Innanzitutto mi sembra doveroso partire dal modo in cui
il segnale audio viene trasmesso: esso viene codificato
sottoforma di segnale elettrico (normalmente tensione),
per cui al segnale musicale corrisponde un segnale di
tensione variabile nel tempo v(t).




Per poterlo ascoltare dobbiamo ricorrere ad un
apparecchio che trasformi la tensione in onde di
pressione (diffusori acustici, cuffie, ecc.).
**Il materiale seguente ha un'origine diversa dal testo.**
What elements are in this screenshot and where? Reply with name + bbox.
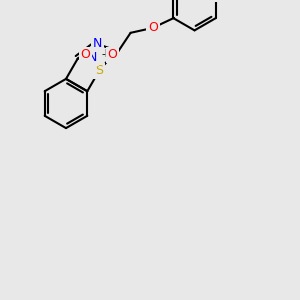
Text: S: S — [95, 64, 103, 77]
Text: O: O — [148, 21, 158, 34]
Text: N: N — [93, 38, 102, 50]
Text: N: N — [88, 51, 97, 64]
Text: O: O — [80, 49, 90, 62]
Text: -H: -H — [101, 50, 112, 59]
Text: O: O — [108, 49, 118, 62]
Si intuisce che il volume e’ proporzionale alla potenza
del segnale elettrico, misurata in Watt.




Ora facciamo alcuni calcoli: se un diffusore necessita di
100 W per garantire un certo volume senza distorsione
l’amplificatore deve erogare tali Watt e trasmetterli
lungo i fili conduttori.


Se l’impendenza (consideriamola una pura resistenza) del
diffusore e’ di 4 Ohm, la corrente massima che
attraversera’ il circuito sara’ la radice quadrata di
100W/4Ohm, quindi 5 Ampere.

( P=V*I, V=R*I, P=R*I*I,
I=sqrt(P/R) ).

Una corrente di 5 Ampere richiede un cavo particolare per
garantire innanzitutto la sicurezza dell’impianto Hi-Fi
(i cavi si surriscaldano) e per una buona qualita’ del
segnale.

Concludendo, il problema maggiore in questo caso non e’
costituito dalla semplice schermatura dei cavi
(probabilmente le interferenze sulla linea saranno molto
inferiori ai 5 Ampere di segnale) ma alla capacita’ del
circuito di sopportare senza distorsioni una potenza
cosi’ elevata.

Ce ne rendiamo conto anche confrontando il cavo della
lavatrice con quello del caricabatterie: sono di spessore
diverso proprio per un problema di potenza sopportabile.